Councilman Mark Weprin of Queens said he supported a bill when he was in the state Legislature to provide homeowners more time to work with banks before going into foreclosure. On the issue of eminent domain, Weprin was more cautious.
"You've got to be a little careful because … this could raise rates for banks on peoples' loans," he said. Annabel Palma and James Vacca, both Bronx Democrats, were cool to the idea."I don't believe in eminent domain," Palma said, adding that the city should offer other resources to New Yorkers facing foreclosure.
Vacca talked about his work as a fighter for the community.
"We have to empower local council members and their district offices and I think that we have to provide resources," he said, noting his staff intervened in certain foreclosure cases on behalf of homeowners.
"If I have a house in my district that's nearing foreclosure and the bank has it and they don't cut the grass, that bank gets a call from my office! It's unacceptable!" he added. Mark-Viverito later said the city could buy the homes and restructure the loans. (A similar plan was recently approved in Richmond, California.)
The five candidates all agreed that Christine Quinn, the outgoing speaker, waited too long to allow a vote on a measure mandating paid sick days. Quinn shelved the bill in 2010 and only moved it to the floor for a full Council vote this spring, during her campaign for mayor, after members threatened to use a little-employed "motion to discharge" to move the legislation without her support.
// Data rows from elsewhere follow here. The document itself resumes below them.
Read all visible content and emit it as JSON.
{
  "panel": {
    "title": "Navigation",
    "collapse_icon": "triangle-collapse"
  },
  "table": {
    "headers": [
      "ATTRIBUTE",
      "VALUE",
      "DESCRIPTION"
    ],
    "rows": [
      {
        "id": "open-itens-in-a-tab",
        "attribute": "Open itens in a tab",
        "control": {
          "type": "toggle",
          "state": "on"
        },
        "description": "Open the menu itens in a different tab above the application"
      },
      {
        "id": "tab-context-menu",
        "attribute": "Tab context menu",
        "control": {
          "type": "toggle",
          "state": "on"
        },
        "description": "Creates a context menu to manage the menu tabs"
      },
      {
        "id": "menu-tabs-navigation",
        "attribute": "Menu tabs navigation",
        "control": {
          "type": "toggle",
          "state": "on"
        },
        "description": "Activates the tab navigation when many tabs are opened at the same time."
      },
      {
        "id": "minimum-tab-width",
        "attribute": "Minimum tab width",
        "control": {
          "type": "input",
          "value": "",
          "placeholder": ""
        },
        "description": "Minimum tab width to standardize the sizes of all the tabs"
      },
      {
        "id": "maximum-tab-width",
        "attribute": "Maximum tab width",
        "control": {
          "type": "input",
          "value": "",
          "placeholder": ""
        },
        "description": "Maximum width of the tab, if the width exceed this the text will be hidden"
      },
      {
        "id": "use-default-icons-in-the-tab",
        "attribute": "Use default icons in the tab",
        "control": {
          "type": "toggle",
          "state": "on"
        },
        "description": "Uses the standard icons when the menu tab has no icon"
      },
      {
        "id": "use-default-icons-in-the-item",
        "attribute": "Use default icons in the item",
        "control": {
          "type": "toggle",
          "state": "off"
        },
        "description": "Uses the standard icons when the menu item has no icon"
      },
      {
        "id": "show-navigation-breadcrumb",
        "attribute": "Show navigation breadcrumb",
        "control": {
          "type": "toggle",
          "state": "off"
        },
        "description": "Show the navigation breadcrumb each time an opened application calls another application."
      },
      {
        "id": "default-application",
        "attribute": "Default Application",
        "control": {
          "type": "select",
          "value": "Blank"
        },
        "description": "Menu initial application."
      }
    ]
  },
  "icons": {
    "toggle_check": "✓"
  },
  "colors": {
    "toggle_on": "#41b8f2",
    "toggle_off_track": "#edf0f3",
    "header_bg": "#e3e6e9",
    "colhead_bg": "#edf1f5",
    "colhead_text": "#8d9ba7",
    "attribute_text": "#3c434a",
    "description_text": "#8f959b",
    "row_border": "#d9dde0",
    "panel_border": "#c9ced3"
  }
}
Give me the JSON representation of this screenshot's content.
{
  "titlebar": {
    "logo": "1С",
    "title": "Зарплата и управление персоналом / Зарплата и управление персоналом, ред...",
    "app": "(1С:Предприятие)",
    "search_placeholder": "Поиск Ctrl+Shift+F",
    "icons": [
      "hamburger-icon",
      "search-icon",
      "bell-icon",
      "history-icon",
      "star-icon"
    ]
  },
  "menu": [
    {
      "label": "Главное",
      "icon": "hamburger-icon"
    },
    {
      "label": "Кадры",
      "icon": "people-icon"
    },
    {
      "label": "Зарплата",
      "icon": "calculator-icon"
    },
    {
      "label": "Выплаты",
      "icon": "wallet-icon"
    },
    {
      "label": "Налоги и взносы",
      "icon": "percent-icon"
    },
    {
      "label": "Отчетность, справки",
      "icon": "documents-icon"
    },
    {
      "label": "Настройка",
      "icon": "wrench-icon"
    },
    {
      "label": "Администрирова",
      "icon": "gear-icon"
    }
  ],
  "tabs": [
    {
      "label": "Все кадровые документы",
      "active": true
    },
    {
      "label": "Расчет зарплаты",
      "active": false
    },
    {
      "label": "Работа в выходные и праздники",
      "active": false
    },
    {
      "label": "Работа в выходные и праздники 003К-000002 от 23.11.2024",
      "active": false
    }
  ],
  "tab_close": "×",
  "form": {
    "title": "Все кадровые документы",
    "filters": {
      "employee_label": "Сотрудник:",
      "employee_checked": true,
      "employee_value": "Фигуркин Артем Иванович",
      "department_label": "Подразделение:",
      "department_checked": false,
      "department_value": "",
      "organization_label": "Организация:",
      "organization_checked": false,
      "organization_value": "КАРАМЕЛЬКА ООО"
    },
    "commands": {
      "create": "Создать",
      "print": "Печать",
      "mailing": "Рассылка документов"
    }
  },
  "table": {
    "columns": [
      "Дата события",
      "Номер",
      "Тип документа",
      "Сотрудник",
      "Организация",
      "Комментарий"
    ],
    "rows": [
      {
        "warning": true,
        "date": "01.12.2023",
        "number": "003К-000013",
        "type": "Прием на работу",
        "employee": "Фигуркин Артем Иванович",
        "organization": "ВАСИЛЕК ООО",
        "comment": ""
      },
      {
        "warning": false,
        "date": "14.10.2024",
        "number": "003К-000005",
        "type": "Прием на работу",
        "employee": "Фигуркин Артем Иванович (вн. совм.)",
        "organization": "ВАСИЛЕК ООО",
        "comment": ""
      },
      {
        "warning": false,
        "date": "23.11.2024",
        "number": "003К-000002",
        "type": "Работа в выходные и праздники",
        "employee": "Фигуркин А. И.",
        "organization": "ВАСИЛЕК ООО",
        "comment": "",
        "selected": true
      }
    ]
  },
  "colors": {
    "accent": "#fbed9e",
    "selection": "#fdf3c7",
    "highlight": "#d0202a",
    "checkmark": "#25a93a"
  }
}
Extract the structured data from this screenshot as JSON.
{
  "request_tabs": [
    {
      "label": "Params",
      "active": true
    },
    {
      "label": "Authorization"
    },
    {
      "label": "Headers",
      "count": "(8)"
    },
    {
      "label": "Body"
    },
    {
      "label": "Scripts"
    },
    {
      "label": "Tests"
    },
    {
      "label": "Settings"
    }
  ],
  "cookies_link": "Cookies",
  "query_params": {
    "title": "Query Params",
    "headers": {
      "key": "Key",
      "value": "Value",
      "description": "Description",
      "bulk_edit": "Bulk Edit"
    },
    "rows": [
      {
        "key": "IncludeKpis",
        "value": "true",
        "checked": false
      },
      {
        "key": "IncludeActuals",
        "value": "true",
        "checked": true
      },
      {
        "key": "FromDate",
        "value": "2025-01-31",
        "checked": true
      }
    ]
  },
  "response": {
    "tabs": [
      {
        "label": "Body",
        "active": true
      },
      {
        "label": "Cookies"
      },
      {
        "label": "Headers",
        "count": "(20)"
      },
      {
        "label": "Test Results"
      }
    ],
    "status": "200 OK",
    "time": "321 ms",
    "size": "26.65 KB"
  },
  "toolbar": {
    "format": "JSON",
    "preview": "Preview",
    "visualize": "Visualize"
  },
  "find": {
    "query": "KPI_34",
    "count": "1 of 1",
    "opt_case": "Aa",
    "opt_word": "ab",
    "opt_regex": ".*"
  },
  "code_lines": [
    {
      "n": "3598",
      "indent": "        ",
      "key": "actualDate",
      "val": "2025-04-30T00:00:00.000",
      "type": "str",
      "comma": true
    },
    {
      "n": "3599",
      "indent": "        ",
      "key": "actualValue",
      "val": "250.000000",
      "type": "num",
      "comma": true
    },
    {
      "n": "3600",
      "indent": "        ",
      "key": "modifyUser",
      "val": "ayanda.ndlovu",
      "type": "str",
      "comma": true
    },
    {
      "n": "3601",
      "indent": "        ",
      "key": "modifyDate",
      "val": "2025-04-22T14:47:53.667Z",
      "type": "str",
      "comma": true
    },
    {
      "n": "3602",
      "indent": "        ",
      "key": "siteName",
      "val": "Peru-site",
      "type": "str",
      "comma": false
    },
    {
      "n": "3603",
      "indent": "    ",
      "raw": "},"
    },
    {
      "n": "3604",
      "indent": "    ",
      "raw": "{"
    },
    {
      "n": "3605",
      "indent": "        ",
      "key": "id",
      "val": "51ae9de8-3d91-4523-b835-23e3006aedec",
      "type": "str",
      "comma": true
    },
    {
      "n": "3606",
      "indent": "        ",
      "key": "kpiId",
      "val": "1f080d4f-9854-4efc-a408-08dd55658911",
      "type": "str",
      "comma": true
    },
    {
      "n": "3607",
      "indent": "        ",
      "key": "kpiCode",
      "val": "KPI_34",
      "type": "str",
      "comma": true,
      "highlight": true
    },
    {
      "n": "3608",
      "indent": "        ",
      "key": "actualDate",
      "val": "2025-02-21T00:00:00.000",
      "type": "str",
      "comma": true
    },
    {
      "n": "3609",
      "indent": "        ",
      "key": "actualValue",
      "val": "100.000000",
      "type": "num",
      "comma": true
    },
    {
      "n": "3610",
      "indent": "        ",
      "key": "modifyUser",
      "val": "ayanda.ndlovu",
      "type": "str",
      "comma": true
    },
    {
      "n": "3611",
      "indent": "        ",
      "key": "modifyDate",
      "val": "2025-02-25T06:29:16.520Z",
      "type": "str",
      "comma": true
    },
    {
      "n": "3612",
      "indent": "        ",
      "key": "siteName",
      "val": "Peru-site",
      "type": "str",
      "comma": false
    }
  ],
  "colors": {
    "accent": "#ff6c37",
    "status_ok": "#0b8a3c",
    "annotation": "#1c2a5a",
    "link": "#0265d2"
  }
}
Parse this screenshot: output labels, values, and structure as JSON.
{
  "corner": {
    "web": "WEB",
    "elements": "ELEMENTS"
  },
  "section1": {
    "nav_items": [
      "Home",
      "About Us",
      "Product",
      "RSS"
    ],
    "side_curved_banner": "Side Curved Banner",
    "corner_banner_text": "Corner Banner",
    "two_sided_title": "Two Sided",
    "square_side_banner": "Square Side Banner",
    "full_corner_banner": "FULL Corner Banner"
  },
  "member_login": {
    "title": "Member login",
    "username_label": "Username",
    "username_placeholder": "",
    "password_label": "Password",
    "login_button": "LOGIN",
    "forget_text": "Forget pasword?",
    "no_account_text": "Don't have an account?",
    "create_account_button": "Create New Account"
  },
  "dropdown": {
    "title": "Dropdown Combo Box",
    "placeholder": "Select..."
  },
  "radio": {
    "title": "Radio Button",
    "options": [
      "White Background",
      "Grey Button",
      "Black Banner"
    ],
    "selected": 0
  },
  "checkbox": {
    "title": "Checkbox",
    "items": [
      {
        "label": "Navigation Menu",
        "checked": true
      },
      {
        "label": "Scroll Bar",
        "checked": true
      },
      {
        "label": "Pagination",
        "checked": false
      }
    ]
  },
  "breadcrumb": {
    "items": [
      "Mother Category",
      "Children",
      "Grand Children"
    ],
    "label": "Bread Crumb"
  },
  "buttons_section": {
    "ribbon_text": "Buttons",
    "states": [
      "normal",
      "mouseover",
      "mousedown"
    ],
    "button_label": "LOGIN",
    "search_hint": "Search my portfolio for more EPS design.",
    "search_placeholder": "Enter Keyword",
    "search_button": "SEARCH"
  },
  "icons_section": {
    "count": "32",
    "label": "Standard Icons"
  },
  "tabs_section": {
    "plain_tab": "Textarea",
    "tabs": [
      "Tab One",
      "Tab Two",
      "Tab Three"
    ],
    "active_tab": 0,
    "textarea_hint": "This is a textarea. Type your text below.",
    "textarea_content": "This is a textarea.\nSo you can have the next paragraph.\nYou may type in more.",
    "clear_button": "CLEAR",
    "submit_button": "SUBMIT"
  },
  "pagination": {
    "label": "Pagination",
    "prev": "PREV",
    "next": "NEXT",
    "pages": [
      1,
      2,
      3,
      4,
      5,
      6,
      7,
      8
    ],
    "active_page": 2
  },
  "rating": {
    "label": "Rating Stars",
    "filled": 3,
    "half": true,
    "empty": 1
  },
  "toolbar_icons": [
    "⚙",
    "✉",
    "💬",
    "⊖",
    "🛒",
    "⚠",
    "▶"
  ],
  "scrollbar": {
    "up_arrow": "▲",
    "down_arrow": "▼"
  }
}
Garodnick said he would create a culture in which members wouldn't fear punishment from the speaker for using such a motion.
The candidates also offered differing visions for reforming the member-item process that allocates discretionary funds to council members for non-profits in their districts.
Mayor-elect Bill de Blasio attacked Quinn's uneven distribution of the funds during the mayoral primary, saying "it's time to just end" the practice. (De Blasio was not vocally opposed to the allocations during his time on the Council, but attributed his newfound outspokenness during the primary to the arrest of Councilman Dan Halloran.)
At the forum, Mark-Viverito said the earmarks, which total about $50 million a year, are "too politicized."
She, Weprin and Garodick have all signed onto proposed reforms that would reduce the speaker's role in dispersing the funds, by requiring either members to all receive similar amounts, or basing the allocations on the fiscal needs of each district.
Palma and Vacca spoke generally about reviewing the process but did not suggest specific changes.
"The problem with the allocation is it embarrasses people," Weprin said. "It gives the speaker the ability to humiliate someone."
Vacca also said he would curb the time spent passing resolutions, which are only symbolic in nature and carry no legislative weight.
The new speaker will be chosen in January by the 51 members of the body, in a process that has historically been heavily influenced by county Democratic leaders.
Manhattan councilwoman Inez Dickens, who is struggling to assert her viability as a speaker candidate, showed up as the forum was concluding.